Die Innovationsforschung unterscheidet zwei Kategorien von Gründen, warum wertvolle Ideen von der eigenen Organisation bekämpft werden. Der erste Grund ist ökonomischer Natur. Eine Innovation ist nach Schumpeter eine schöpferische Zerstörung. Sie verursacht Kosten. Damit sind nicht nur die direkt zurechenbaren Projektkosten gemeint, sondern vor allem auch die Kosten der Umstellung. Bei den betroffenen MitarbeiterInnen fallen Routinen und Gewohnheiten weg. Man muss sich aus der Komfortzone bewegen, Neues lernen, sich anpassen. Es gibt Risiken und Unsicherheit in Bezug auf Wirkungen und mögliche Nebenwirkungen. Diese Änderungskosten betreffen in einem Unternehmen die MitarbeiterInnen aller Abteilungen, die von der Innovation berührt werden.
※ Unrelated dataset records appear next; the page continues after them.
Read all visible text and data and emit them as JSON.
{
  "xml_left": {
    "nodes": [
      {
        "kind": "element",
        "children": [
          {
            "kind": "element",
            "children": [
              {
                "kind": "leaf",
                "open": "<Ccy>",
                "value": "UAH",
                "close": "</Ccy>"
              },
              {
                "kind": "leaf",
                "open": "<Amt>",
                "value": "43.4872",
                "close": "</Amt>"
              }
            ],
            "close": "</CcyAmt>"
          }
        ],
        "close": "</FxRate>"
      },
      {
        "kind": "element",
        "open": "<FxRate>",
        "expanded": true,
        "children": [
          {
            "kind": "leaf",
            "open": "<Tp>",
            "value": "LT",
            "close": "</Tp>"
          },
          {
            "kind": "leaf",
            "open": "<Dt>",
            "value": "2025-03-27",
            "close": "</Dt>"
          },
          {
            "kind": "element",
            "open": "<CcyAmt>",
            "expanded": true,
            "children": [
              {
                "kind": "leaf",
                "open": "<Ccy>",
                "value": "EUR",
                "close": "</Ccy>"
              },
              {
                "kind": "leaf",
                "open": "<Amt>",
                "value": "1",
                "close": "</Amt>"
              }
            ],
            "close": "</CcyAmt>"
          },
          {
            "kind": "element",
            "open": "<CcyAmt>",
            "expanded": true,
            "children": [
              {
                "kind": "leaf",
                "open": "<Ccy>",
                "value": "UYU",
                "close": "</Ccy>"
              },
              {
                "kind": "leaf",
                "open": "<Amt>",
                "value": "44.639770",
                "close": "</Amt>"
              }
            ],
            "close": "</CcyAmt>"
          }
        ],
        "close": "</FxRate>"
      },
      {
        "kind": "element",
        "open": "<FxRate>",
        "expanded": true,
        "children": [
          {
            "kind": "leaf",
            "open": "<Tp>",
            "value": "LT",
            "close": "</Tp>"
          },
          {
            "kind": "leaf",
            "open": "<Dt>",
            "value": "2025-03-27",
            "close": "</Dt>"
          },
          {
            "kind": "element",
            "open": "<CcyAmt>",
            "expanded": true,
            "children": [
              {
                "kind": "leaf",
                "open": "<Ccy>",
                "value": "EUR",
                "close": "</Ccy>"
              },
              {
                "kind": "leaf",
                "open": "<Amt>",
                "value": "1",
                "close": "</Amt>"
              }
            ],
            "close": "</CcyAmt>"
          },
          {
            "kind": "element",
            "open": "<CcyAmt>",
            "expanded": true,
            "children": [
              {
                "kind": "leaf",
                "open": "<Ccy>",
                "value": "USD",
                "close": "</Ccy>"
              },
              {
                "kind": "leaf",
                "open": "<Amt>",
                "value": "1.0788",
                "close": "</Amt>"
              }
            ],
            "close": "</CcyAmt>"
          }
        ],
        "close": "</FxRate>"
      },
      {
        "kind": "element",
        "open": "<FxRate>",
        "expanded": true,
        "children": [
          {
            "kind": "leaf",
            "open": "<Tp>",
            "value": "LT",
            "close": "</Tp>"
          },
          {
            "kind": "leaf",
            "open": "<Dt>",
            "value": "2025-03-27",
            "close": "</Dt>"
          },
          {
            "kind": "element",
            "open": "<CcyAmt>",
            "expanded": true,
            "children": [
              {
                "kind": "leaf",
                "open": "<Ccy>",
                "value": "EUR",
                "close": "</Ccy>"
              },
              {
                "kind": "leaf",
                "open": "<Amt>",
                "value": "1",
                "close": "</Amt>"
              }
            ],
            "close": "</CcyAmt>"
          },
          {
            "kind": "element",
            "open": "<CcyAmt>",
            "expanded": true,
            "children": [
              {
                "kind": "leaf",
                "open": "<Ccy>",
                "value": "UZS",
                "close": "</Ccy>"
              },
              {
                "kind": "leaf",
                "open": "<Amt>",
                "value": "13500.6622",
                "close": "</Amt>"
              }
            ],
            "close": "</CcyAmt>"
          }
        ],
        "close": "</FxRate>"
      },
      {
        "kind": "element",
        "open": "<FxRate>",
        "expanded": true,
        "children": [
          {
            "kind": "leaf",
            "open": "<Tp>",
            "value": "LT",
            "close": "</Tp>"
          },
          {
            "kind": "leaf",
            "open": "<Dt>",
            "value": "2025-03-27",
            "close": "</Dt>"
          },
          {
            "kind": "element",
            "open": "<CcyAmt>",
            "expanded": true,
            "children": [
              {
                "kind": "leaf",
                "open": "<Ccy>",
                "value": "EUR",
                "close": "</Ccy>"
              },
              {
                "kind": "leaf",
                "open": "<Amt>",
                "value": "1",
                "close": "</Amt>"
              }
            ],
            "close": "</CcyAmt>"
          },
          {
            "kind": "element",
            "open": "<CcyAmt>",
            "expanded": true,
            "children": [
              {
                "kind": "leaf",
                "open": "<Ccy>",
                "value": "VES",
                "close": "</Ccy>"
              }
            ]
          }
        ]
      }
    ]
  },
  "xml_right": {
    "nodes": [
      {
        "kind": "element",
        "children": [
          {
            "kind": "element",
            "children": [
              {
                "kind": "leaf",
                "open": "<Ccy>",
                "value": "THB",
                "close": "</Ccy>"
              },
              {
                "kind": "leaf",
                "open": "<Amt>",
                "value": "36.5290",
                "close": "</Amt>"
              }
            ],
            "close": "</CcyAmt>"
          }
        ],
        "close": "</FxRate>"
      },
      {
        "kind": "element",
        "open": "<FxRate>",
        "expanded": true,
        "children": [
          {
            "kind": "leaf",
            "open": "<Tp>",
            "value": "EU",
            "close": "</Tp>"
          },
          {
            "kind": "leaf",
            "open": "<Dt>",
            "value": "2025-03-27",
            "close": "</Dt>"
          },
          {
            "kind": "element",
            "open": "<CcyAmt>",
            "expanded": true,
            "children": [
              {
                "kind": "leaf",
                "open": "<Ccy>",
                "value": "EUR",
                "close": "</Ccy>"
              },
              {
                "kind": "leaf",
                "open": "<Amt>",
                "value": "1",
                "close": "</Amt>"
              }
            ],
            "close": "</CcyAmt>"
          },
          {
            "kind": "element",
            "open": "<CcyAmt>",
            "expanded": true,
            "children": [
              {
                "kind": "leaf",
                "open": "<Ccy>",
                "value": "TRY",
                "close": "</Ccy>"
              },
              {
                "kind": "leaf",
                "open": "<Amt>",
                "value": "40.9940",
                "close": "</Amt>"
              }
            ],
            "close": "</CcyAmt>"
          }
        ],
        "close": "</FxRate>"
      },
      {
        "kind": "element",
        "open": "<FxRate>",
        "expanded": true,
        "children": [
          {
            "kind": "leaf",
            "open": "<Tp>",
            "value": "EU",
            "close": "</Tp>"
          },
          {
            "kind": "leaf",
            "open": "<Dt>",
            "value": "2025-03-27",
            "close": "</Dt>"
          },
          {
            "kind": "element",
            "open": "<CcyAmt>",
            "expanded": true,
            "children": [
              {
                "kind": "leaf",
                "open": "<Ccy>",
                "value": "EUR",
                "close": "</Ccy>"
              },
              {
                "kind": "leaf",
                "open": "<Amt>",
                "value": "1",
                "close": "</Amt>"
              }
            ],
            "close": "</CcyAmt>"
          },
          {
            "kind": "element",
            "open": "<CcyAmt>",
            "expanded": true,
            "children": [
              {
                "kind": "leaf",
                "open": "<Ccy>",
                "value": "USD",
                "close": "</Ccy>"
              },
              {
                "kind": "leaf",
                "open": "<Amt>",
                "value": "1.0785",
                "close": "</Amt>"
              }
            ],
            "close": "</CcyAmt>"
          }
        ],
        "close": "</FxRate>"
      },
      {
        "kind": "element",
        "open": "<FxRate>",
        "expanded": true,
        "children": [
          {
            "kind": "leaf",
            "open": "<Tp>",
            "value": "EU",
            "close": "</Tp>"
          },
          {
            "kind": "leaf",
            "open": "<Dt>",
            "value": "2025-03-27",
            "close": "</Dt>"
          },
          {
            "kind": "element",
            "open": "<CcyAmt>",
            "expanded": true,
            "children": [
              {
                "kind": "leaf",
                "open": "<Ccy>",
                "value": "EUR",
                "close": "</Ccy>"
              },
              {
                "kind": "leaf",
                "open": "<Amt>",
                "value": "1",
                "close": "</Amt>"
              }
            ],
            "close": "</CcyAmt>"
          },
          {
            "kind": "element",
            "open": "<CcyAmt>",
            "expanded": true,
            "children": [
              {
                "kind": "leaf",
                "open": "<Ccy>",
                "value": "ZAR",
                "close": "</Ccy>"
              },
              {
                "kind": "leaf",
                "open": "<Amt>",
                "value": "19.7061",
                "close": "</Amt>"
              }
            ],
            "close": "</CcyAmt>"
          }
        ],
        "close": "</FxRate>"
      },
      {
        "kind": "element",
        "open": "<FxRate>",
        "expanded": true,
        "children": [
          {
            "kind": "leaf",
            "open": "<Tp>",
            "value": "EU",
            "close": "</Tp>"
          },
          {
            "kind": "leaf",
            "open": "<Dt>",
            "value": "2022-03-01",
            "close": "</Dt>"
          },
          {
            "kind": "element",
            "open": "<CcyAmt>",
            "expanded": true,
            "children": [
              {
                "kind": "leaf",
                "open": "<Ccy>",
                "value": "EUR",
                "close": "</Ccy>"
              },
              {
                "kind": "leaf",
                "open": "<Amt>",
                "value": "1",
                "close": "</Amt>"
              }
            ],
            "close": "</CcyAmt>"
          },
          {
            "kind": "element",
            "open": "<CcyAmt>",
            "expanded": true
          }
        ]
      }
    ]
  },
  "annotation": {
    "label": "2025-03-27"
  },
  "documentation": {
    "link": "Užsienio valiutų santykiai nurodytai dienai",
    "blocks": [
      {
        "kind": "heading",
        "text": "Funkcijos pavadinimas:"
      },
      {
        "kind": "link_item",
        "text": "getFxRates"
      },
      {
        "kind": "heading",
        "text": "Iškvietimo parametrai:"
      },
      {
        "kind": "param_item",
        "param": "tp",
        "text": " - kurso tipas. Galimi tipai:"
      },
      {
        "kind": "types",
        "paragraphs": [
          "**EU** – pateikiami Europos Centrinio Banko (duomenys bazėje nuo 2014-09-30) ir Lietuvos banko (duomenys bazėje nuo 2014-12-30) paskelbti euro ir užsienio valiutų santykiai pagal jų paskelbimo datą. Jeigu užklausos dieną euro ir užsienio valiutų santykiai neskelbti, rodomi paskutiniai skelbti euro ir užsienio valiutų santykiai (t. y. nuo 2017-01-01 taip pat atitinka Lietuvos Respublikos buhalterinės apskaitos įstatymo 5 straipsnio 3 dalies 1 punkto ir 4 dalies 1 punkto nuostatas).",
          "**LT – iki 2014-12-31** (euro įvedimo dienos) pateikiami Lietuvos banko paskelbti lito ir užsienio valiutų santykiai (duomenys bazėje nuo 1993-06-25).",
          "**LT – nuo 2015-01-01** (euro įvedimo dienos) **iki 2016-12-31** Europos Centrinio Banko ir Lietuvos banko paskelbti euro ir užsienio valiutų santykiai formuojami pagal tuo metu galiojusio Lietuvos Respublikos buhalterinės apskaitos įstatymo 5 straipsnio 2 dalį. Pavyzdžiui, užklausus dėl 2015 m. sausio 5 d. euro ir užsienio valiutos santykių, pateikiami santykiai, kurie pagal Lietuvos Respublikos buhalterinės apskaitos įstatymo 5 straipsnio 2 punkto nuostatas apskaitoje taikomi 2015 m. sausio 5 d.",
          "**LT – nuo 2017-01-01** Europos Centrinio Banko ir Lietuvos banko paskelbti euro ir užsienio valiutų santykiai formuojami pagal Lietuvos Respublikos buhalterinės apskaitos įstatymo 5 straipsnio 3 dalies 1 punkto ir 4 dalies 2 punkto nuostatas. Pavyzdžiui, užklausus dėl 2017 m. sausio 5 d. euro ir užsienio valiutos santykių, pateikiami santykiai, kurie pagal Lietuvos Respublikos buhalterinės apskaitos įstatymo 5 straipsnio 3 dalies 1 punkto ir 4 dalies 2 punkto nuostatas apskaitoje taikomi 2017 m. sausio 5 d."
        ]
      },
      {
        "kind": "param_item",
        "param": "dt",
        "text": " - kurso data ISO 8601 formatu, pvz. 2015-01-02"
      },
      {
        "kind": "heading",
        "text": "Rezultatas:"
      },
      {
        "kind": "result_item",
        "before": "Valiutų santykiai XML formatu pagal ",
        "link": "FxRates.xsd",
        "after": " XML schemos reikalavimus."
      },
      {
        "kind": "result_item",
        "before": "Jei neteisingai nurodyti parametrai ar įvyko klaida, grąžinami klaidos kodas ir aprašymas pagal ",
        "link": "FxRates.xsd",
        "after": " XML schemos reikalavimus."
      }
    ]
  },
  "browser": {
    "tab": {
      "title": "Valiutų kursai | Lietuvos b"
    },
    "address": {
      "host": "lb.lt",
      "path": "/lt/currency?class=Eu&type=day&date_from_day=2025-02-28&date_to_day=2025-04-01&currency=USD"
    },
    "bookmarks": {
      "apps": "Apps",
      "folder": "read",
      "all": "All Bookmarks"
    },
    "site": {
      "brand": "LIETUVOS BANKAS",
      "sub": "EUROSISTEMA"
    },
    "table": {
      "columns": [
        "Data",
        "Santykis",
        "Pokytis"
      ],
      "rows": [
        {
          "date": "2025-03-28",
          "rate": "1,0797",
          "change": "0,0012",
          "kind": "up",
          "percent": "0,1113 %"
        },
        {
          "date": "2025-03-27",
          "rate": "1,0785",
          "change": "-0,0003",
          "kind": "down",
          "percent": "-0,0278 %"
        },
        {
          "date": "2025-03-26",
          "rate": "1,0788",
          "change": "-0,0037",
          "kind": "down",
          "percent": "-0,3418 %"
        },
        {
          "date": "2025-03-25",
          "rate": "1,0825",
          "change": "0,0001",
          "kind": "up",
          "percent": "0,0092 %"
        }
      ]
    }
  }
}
Und weil Innovation eine Querschnittsaufgabe ist und entsprechend sämtliche Unternehmensbereiche und Funktionen von Beschaffung über F&E, Produktion, Marketing und Vertrieb beteiligt sind, wird einem von überall dort auch Widerstand begegnen. Im Fall der schwenkbaren Kanone dämmerte es dem Bureau of Navigation, dass die schwenkbaren Kanonen die Organisation der Flotte auf den Kopf stellen würde – mit unabsehbaren Folgen auch für sie selbst.
Es wäre zu kurz gegriffen, wenn man nur ökonomische Gründe für den Widerstand verantwortlich machen würde. Eine Innovation ist nicht nur eine neue und bessere Lösung – sie ist auch eine Kritik am Status Quo und denjenigen, die für ihn verantwortlich sind. Bei jedem Vorschlag schwingt die Frage mit, warum man nicht längst darauf gekommen ist, warum man es so lang anders gemacht hat, wieviel Geld man dadurch hätte sparen können. Es ist verständlich, dass man lieber den Nutzen der Innovation leugnet als Fehler und Versäumnisse zuzugeben. Ganz sicher war dies ein wesentlicher Grund, warum das Bureau of Navigation die Innovation abgelehnt hat. Daneben haben Menschen auch aus evolutionären Gründen eine Abneigung gegen das Neue. Für den prähistorischen Menschen bedeuteten Änderungen stets Gefahr. Etwas Unvorhergesehenes und Fremdes konnte eine Bedrohung durch Naturkatastrophen, Krankheit, wilde Tiere und fremde Stämme bedeuten. Besser man war vorsichtig und wich ihm aus – dieses Muster wirkt bis heute nach.
Wer Innovationen in der eigenen Organisation durchsetzen möchte, der darf nicht naiv sein. Nur arglose Seelen glauben, dass KollegInnen und Vorgesetzte jubeln, wenn man ihnen eine Idee für eine radikal neue Lösung – egal ob für ein Produkt, eine Dienstleistung, einen Prozess oder ein Geschäftsmodell – vorschlägt. Der erste Schritt muss daher eine Analyse der Situation sein. Wer ist für die Innovation, wer ist dagegen? Und vor allem: warum? Sind es mehrheitlich ökonomische Erwägungen oder spielen psychologische Faktoren eine Rolle? Die Durchsetzung der Innovation erfolgt angepasst an die Natur des Widerstands.